After all, having been in the direct selling business for almost 20 years, Bhutani knows a thing or two about chatting up housewives to help them sell goods ranging from personal care products to plastic containers.
What seems like a planeload of furniture, paintings, antiques and crystalware are headed for Orlando, Florida, where Bhutani has recently shifted to as the president of the (fast moving consumer goods) FMCG-direct selling firm Tupperware's US operations.
Bhutani's elevation, from being the managing director of the company's Indian arm for the last three years, makes the 40-year-old the latest entrant to the ever expanding list of global Indian CEOs.
The US is the home base for the $1.1 billion Tupperware, and its second largest market after Germany. "It is certainly a recognition of my work in India, but the challenges are greater in the US," says Bhutani.

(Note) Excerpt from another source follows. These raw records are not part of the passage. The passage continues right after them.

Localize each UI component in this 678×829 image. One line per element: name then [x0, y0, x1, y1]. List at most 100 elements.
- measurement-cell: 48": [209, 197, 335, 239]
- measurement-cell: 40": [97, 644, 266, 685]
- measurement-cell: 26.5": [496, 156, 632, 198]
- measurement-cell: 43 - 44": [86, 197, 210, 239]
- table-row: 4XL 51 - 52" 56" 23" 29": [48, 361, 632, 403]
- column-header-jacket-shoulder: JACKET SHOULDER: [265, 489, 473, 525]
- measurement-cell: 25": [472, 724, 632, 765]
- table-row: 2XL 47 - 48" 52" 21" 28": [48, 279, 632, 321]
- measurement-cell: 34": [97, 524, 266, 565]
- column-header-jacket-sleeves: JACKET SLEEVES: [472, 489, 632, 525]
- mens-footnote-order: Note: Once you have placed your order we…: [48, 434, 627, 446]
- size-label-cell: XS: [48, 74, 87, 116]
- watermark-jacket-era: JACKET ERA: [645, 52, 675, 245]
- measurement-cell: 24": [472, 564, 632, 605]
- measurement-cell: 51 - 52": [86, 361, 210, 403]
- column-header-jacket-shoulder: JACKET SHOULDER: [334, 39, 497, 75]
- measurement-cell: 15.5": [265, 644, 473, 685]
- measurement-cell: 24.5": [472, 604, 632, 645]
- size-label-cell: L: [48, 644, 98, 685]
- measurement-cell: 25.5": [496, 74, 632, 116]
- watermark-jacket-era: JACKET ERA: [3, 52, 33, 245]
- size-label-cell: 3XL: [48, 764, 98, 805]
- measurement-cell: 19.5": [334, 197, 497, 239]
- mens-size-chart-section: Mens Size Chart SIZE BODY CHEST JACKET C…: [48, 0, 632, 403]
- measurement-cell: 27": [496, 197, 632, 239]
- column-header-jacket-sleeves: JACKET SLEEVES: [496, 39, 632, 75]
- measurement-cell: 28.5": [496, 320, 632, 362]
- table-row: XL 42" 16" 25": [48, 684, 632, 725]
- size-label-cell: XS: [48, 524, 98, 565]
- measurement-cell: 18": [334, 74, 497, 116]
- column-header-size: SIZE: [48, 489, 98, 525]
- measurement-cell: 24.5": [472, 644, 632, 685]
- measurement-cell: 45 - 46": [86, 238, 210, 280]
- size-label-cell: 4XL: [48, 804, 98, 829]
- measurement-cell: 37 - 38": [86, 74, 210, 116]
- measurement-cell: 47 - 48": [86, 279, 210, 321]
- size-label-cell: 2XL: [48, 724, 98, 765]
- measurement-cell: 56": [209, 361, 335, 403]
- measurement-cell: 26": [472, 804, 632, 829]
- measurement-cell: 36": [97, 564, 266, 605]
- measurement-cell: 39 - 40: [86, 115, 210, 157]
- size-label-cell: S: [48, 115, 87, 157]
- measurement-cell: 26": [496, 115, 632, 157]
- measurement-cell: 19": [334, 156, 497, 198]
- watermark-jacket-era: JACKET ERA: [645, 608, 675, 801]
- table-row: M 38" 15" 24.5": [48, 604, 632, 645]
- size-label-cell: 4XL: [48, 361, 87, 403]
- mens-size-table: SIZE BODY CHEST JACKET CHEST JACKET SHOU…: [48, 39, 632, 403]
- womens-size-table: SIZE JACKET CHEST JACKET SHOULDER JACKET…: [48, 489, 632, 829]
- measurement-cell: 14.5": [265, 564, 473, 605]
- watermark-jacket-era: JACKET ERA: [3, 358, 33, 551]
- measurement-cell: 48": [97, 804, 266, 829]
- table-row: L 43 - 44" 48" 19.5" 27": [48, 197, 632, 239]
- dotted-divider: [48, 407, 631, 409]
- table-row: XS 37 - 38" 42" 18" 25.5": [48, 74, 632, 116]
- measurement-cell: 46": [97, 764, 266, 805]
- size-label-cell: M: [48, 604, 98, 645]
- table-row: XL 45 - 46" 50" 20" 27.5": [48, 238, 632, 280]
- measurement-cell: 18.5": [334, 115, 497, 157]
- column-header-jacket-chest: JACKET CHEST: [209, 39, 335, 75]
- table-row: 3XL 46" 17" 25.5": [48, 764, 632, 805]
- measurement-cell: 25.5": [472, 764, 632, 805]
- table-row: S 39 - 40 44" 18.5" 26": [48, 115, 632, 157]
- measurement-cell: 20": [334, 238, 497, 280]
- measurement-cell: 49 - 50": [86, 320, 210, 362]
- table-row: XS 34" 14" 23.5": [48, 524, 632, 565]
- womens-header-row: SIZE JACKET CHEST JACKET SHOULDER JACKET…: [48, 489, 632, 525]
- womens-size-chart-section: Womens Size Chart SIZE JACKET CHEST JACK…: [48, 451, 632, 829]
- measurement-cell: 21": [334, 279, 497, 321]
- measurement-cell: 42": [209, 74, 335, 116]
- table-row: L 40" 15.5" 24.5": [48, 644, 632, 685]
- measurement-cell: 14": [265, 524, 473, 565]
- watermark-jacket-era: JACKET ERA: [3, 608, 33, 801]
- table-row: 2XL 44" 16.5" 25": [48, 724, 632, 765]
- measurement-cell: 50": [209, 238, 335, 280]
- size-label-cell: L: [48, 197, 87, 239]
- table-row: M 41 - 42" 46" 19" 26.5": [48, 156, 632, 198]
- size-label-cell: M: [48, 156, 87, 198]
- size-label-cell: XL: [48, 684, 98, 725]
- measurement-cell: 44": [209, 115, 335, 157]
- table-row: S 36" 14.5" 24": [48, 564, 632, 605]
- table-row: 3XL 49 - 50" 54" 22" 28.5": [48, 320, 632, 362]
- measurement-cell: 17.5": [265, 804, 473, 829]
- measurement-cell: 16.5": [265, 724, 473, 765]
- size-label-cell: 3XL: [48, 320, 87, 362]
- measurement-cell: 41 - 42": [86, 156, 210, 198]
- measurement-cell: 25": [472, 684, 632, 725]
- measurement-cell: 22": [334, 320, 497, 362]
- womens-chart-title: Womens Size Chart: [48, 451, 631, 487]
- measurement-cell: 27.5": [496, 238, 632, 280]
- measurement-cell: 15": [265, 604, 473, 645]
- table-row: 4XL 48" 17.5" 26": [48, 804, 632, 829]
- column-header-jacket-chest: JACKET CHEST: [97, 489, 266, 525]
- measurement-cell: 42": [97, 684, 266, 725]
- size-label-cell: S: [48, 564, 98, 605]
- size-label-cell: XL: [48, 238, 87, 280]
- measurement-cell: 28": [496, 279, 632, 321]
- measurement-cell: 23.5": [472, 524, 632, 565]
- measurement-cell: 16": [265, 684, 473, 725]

His association with Tupperware since 1994 and his track record of doubling sales in India from Rs 50 crore to Rs 100 crore in three years, seem to have convinced Bhutani's bosses to let him do the rescue act.
In India, Bhutani was instrumental in not just increasing sales but also expanding the reach and visibility of Tupperware.
The company now has a presence in 48 cities in the country through a network of 55,000 housewives as its agents. The company has a manufacturing base in India and the sales here are greater than in China.
Bhutani left India when he was two as his father's job with the United Nations took him to Ethiopia. And then to Britain and the US where he studied computer science at the New York University.
After finishing his course, he joined the direct selling firm Avon to work on its marketing systems and product forecasting.
He shifted to Tupperware in 1994 as its director for market intelligence. "Given my maths background I was good at the number crunching job I was doing. But I felt I was better at people skills and so I decided to go out to the market," he explains.
In 1996, when Bhutani was asked to head Tupperware's floundering operations in western US, a distributor balked at him asking whether an Indian with a towel around his head could lead people.
"It made me more determined, and I silenced such people by taking my zone to the top of the sales charts for three consecutive years," he says.
Now he is back in the US, ready for new challenges.